We took a sourdough class a little while ago and learned how to make sourdough pizza crust, and let me tell you: it’s ridiculously good. The first pizzas we made were the best we’ve ever pulled out of our oven. Crisp on the bottom, a little chew, that pleasant tang from a well-fed starter… We were feeling it.
The guy teaching the class used pizza screens to move his pizzas from board to oven. It was smooth, simple, zero drama. Dean thought it might be smart to get one.
“But look how good I am at transferring with the peel!” I said. “We don’t need a pizza screen.”
You would think, dear reader, that I would have learned by now.
Every time – and I mean EVERY. TIME. I boast, the universe steps in with a smack to the face designed especially for me.
Tonight’s was particularly elegant.
I prepped the pizza. It was gorgeous. I floured the peel. I gave it that confident little shimmy to make sure nothing stuck. I slid it toward the oven with the smugness of a woman who believes in her skills.
And the pizza…
did not move.
Except for the part that did move, which slid sideways, drooped off the peel edges, folded in half, and attempted to dive directly onto the oven door like a cheese-covered lemming.

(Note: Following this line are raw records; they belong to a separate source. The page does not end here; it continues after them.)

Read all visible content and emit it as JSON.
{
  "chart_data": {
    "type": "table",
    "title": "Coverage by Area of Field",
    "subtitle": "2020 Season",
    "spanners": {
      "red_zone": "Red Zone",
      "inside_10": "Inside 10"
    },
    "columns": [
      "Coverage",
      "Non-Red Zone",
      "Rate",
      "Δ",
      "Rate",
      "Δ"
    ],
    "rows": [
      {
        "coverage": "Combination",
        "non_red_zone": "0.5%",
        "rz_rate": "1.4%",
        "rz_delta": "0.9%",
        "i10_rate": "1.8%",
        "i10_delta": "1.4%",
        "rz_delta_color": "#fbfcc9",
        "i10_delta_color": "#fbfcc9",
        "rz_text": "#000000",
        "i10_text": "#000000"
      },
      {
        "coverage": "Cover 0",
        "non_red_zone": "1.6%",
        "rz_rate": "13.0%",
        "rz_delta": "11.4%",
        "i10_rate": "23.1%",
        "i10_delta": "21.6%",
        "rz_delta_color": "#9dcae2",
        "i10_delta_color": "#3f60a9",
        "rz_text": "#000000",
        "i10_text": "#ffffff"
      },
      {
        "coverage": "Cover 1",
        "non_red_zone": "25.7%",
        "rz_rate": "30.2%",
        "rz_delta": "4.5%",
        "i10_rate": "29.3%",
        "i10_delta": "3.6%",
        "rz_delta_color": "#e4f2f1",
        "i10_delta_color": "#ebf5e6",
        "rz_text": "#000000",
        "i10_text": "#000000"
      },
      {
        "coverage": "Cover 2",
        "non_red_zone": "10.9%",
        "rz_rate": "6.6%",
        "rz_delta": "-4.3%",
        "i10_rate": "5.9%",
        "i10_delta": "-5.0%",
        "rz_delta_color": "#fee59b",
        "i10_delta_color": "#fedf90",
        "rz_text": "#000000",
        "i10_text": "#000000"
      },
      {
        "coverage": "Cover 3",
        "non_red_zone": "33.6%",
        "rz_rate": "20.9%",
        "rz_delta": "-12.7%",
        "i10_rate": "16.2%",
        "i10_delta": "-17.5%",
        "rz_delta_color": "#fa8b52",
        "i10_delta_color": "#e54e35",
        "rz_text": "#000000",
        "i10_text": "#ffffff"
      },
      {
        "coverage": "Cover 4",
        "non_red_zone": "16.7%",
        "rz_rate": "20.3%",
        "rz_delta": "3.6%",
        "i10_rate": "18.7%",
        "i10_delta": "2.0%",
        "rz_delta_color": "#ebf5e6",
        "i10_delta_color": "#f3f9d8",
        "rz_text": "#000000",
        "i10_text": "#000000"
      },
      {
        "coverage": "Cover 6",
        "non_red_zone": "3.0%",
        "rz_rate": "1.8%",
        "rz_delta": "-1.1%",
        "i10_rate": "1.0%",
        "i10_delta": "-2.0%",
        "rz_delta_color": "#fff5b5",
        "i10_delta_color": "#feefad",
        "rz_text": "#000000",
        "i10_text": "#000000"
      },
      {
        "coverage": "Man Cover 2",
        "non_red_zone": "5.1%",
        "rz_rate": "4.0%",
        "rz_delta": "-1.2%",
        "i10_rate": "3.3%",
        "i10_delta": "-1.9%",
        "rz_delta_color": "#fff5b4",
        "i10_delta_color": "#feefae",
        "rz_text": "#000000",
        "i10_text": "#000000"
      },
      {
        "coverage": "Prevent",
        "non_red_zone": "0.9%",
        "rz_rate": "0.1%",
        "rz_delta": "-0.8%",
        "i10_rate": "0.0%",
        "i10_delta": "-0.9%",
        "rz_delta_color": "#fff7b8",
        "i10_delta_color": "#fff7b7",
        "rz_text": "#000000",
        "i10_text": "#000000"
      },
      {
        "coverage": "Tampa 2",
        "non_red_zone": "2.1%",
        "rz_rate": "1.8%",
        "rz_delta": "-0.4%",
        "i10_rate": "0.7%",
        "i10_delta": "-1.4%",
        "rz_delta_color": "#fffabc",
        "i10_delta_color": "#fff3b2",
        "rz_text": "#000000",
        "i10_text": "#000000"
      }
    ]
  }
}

What emerged from the oven was not a pizza so much as a cautionary tale. A melted crime scene in a cloud of smoke. A beautiful sourdough crust reduced to a tragic calzone-adjacent creature with pepperoni freckles and a deeply ungraceful limp.

I surveyed the damage, and texted Dean, who was in the workshop, blissfully unaware:
“I believe I have made the case for a pizza screen.”
He responded exactly like you’d expect from a man who has witnessed this pattern before.
So yes, we are ordering a pizza screen. Every day is a school day.